Back in the time of Alchemists, and interesting lady named Mary Prophetissa not only contributed much to the science of chemistry, she was the inventor of the double boiler. It must have been very helpful boiling and brewing all those potions.

I loved the robbers and pirates, the brave patriots and an Australian who arrived as a criminal and ended up on a $20 bill. I learned that Betsy Ross did not create the Old Glory that inspired Francis Scott Key, that was one Baltimore widow named Mary Young Pickersgill. She created a wool flag that was 42 feet long and 30 feet wide. It used 400 yards of material and weighed 85 pounds.
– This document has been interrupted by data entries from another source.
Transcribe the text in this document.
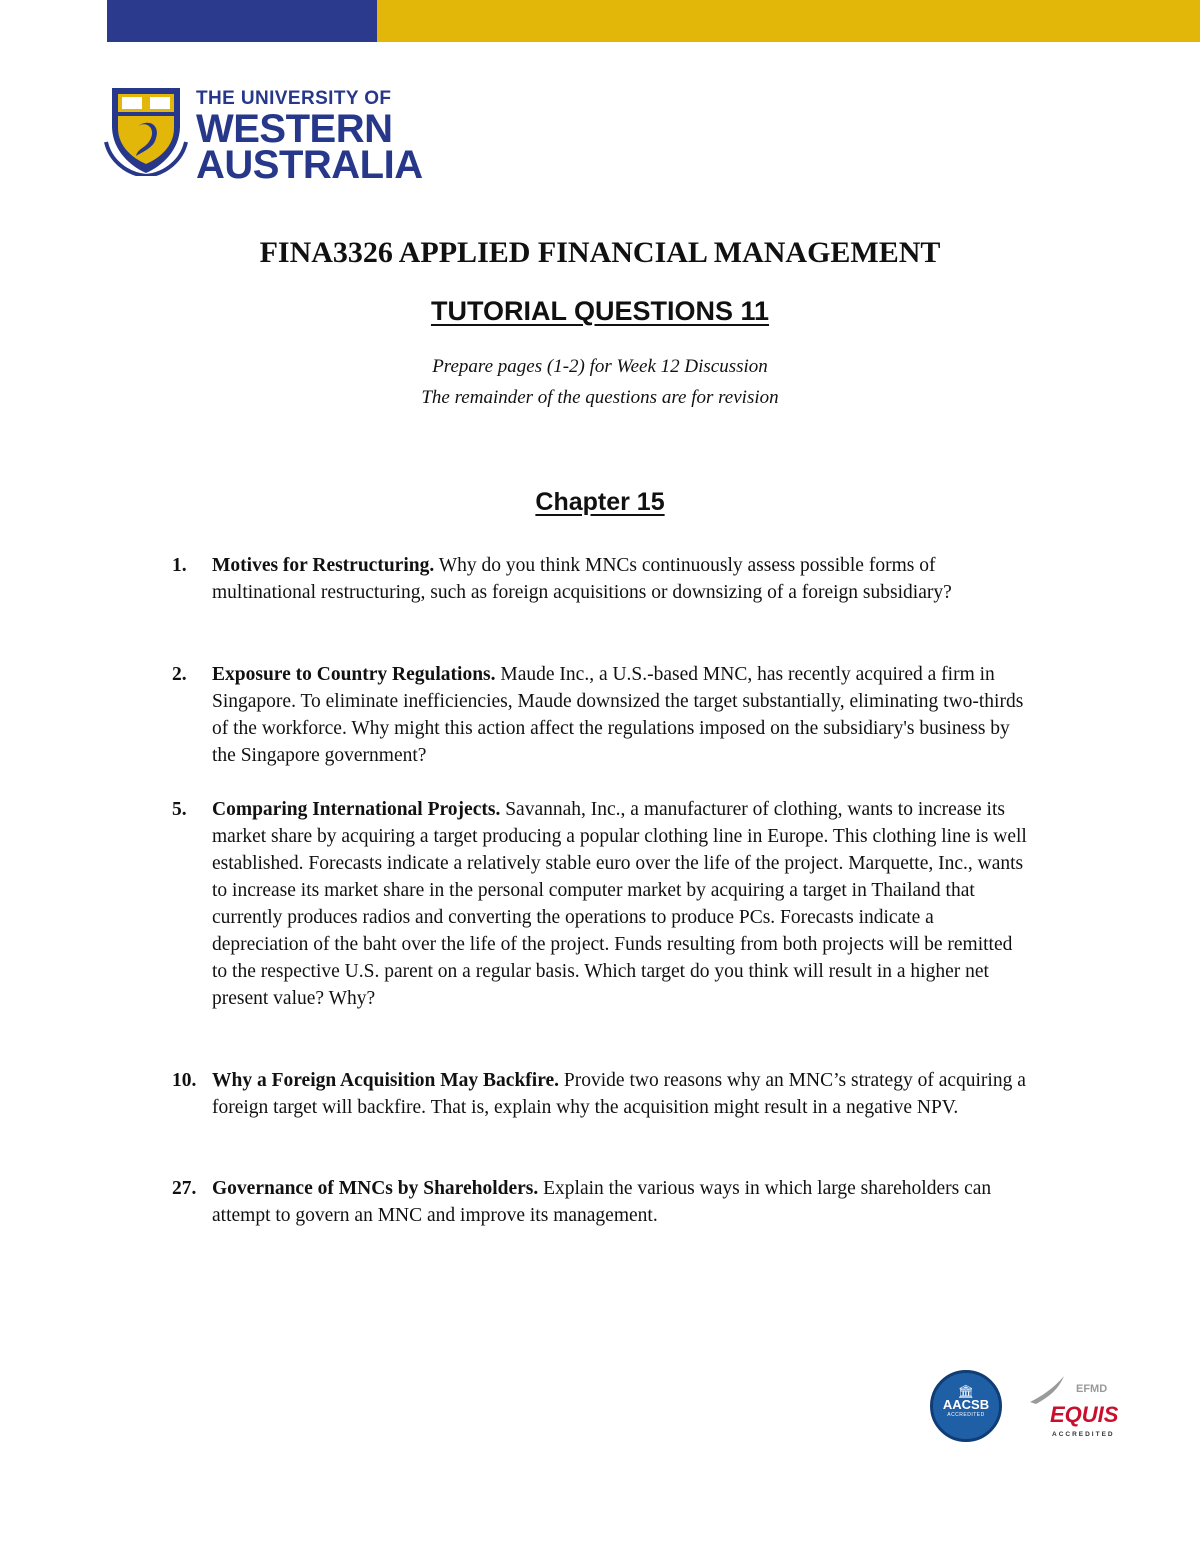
THE UNIVERSITY OF
WESTERN
AUSTRALIA
FINA3326 APPLIED FINANCIAL MANAGEMENT
TUTORIAL QUESTIONS 11
Prepare pages (1-2) for Week 12 Discussion
The remainder of the questions are for revision
Chapter 15
1. Motives for Restructuring. Why do you think MNCs continuously assess possible forms of multinational restructuring, such as foreign acquisitions or downsizing of a foreign subsidiary?
2. Exposure to Country Regulations. Maude Inc., a U.S.-based MNC, has recently acquired a firm in Singapore. To eliminate inefficiencies, Maude downsized the target substantially, eliminating two-thirds of the workforce. Why might this action affect the regulations imposed on the subsidiary's business by the Singapore government?
5. Comparing International Projects. Savannah, Inc., a manufacturer of clothing, wants to increase its market share by acquiring a target producing a popular clothing line in Europe. This clothing line is well established. Forecasts indicate a relatively stable euro over the life of the project. Marquette, Inc., wants to increase its market share in the personal computer market by acquiring a target in Thailand that currently produces radios and converting the operations to produce PCs. Forecasts indicate a depreciation of the baht over the life of the project. Funds resulting from both projects will be remitted to the respective U.S. parent on a regular basis. Which target do you think will result in a higher net present value? Why?
10. Why a Foreign Acquisition May Backfire. Provide two reasons why an MNC’s strategy of acquiring a foreign target will backfire. That is, explain why the acquisition might result in a negative NPV.
27. Governance of MNCs by Shareholders. Explain the various ways in which large shareholders can attempt to govern an MNC and improve its management.
🏛
AACSB
ACCREDITED
EFMD
EQUIS
ACCREDITED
Pickersgill’s handwritten invoice was $405.90.

Among the ladies who were never mentioned in such rousing poetry as Paul Revere’s Ride is a young woman who road on horseback for 10 miles alerting the country folk of an impending attack (Mr. Revere didn’t make it that far); and a Quaker woman who bluffed her way through enemy lines to warn Washington of an impending attack. Never lying through her bluffing or through her integration (evidently the right questions were not asked) she was still kicked out of the Friends for being too involved in the war.

Many bits and pieces of the high and the really low, the celibate and those who found their identity less focused on the opposite sex, or not focused at all. Each and every one had an impact on her times and some far into the future. It’s a great short read and I highly recommend it.